Clinicopathological and molecular differences between stage IV screen-detected and interval colorectal cancers in the Flemish screening program.

INTRODUCTION

Interval cancer (IC) is an important quality indicator in colorectal cancer (CRC) screening. Previously, we found that fecal immunochemical test (FIT) ICs are more common in women, older age, right-sided tumors, and advanced stage.
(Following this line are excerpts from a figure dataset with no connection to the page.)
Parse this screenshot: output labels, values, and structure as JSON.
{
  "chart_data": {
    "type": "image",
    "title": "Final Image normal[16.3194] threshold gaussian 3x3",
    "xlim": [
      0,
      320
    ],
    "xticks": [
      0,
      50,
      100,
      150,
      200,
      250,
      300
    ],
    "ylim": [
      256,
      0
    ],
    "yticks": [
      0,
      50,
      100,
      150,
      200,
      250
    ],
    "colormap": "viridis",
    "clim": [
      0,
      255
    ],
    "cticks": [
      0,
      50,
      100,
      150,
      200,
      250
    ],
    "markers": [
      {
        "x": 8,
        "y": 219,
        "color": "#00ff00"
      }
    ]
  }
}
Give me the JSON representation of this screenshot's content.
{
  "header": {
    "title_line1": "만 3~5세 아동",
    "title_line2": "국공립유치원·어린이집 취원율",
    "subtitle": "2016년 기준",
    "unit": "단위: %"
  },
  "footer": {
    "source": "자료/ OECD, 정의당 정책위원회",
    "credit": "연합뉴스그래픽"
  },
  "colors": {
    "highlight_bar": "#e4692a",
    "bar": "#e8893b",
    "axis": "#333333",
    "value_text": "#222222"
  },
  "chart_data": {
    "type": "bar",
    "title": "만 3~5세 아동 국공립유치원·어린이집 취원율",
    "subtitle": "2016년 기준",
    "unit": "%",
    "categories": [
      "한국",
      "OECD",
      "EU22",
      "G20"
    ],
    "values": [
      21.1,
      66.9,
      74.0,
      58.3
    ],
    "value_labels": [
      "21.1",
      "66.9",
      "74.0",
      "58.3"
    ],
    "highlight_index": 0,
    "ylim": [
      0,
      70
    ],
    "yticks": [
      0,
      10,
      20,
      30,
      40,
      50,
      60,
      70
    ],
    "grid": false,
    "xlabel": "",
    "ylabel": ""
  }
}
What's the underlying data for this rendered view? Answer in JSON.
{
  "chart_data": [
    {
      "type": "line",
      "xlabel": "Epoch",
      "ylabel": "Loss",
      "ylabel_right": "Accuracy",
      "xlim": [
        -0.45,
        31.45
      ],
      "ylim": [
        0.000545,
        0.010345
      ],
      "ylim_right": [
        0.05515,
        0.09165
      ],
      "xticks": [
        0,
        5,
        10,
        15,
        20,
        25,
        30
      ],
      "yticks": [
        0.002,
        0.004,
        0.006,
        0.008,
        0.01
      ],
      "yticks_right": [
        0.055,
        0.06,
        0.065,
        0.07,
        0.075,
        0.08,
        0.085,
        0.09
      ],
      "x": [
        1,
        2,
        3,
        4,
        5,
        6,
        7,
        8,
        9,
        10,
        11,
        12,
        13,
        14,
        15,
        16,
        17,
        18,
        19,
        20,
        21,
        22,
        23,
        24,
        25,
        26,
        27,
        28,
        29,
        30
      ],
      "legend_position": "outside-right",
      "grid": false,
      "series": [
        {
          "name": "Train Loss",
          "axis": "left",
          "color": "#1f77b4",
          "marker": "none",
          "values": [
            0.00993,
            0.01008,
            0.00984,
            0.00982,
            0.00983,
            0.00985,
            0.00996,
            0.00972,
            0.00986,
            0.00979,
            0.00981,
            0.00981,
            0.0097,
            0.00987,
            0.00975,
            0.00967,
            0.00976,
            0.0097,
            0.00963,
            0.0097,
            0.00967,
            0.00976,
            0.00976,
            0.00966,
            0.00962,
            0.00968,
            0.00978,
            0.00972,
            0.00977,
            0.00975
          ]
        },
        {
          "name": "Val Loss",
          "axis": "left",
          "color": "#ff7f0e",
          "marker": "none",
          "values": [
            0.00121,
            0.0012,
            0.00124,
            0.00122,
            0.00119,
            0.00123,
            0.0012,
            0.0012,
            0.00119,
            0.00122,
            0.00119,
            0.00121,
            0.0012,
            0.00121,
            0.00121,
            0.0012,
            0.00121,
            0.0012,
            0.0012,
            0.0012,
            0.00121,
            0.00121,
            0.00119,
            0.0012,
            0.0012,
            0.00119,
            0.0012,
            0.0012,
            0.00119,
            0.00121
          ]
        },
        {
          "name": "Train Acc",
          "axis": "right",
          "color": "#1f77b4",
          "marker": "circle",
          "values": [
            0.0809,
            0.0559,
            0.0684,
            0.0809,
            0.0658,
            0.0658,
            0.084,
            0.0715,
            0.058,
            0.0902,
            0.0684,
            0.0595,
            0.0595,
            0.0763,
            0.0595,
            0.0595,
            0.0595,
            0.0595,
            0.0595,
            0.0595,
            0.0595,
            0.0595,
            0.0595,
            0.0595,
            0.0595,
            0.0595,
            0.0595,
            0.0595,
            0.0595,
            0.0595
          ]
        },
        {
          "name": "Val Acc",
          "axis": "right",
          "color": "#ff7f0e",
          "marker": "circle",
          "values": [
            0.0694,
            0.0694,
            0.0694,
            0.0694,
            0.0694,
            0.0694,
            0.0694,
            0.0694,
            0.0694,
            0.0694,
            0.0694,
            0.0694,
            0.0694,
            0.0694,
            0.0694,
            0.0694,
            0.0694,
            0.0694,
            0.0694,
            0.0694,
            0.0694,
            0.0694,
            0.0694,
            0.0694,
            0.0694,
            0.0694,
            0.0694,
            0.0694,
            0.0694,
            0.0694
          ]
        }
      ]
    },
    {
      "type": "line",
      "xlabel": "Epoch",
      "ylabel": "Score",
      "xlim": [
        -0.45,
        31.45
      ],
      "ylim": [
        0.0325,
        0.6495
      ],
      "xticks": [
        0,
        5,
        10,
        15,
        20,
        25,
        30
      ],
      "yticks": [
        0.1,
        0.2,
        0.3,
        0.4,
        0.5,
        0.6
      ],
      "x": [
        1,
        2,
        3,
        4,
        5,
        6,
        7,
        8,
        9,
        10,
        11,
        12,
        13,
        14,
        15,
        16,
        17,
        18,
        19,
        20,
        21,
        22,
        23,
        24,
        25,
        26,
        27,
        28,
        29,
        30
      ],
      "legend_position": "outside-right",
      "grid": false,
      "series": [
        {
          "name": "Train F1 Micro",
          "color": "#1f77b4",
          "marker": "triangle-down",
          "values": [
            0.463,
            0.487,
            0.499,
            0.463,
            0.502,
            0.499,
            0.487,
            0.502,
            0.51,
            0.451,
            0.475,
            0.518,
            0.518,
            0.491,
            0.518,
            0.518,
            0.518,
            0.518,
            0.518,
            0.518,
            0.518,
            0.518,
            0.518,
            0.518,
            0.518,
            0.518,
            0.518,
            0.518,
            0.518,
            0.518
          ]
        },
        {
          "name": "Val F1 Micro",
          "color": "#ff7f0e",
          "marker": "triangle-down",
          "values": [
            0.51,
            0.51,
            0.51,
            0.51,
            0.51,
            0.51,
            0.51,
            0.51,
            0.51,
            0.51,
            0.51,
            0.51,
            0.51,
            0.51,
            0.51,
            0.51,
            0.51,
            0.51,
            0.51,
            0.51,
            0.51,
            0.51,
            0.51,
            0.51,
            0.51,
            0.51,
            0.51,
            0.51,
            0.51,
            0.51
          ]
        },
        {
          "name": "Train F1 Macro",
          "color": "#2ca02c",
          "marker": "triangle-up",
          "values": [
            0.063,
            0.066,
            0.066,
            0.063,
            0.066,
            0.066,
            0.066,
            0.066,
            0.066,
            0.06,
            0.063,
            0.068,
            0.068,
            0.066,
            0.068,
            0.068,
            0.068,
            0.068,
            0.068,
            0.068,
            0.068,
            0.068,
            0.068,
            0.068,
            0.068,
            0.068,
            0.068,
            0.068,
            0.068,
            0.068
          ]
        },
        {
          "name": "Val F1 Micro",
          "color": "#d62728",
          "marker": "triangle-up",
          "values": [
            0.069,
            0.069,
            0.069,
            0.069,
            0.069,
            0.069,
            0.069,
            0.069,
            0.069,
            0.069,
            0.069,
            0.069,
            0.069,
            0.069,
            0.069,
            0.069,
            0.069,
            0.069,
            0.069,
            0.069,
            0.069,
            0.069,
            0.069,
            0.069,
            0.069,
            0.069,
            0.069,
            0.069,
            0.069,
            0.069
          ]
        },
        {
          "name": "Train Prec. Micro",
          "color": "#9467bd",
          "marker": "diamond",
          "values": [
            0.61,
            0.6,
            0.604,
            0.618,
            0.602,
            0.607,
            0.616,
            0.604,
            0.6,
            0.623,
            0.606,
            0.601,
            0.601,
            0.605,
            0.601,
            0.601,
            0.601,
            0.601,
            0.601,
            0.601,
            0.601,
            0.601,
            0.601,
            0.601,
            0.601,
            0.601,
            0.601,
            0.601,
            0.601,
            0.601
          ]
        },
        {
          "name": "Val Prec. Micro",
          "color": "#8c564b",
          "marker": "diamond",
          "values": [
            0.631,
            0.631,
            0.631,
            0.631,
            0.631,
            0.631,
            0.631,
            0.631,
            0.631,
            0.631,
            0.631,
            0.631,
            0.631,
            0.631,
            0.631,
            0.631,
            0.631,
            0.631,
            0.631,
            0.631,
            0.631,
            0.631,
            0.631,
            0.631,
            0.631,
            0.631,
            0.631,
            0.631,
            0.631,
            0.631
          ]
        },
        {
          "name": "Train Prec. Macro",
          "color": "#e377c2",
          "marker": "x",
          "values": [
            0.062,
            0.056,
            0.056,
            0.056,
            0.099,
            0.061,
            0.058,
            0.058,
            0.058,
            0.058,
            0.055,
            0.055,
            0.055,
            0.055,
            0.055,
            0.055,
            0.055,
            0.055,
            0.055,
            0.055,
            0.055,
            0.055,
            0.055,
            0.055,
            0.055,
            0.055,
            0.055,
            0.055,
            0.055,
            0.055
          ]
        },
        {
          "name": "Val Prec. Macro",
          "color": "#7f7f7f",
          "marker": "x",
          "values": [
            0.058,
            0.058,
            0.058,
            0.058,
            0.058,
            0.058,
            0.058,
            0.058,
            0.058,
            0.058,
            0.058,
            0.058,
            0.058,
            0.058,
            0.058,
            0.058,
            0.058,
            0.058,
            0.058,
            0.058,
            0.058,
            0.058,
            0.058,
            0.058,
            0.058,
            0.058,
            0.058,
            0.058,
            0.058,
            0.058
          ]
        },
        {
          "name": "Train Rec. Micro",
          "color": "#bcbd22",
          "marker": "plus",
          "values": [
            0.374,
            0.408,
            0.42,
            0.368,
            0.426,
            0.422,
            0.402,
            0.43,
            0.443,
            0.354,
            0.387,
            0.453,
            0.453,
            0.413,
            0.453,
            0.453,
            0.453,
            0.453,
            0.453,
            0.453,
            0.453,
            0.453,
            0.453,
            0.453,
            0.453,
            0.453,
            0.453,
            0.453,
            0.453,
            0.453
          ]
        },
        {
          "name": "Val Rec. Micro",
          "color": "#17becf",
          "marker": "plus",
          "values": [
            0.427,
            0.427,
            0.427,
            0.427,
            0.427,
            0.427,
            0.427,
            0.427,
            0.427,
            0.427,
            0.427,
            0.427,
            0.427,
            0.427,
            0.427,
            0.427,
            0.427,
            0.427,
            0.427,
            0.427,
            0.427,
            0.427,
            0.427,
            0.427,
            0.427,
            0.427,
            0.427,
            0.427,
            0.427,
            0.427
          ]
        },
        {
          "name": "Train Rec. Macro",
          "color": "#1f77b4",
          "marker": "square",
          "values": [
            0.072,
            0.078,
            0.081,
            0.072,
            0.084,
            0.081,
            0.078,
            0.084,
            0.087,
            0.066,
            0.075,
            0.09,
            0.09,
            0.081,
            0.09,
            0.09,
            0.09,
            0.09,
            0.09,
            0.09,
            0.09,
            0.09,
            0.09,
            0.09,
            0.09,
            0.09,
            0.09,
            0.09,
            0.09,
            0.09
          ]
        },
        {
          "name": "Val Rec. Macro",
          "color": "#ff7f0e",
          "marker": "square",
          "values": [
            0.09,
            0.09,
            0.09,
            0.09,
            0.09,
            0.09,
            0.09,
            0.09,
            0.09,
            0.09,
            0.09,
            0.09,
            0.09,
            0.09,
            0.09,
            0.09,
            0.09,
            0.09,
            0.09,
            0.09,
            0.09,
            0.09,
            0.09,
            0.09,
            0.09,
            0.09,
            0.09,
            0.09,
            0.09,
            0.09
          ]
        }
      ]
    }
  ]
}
Here, we extended our existing stage IV patient cohort with clinicopathological and molecular characteristics, to identify factors associated with FIT-IC.

METHODS

Logistic regression models were fit to identify variables associated with the odds of having a stage IV FIT-IC. Multivariate models were corrected for gender, age, and location.

RESULTS

A total of 292 screen-detected (SD) CRCs and 215 FIT-IC CRCs were included. FIT-IC CRC had 5 fold higher odds to be a neuroendocrine (NET) tumor and 2.5 fold higher odds to have lymphovascular invasion. Interestingly, some variables lost significance upon accounting for location. Thus, tumor location is a critical covariate that should always be included when evaluating factors related to FIT-IC.

CONCLUSIONS

We identified NETs and lymphovascular invasion as factors associated with increased odds of having a stage IV FIT-IC. Moreover, we highlight the importance of tumor location as a covariate in evaluating FIT-IC related factors. More research across all stages is needed to clarify how these insights might help to optimize the Flemish CRC screening program.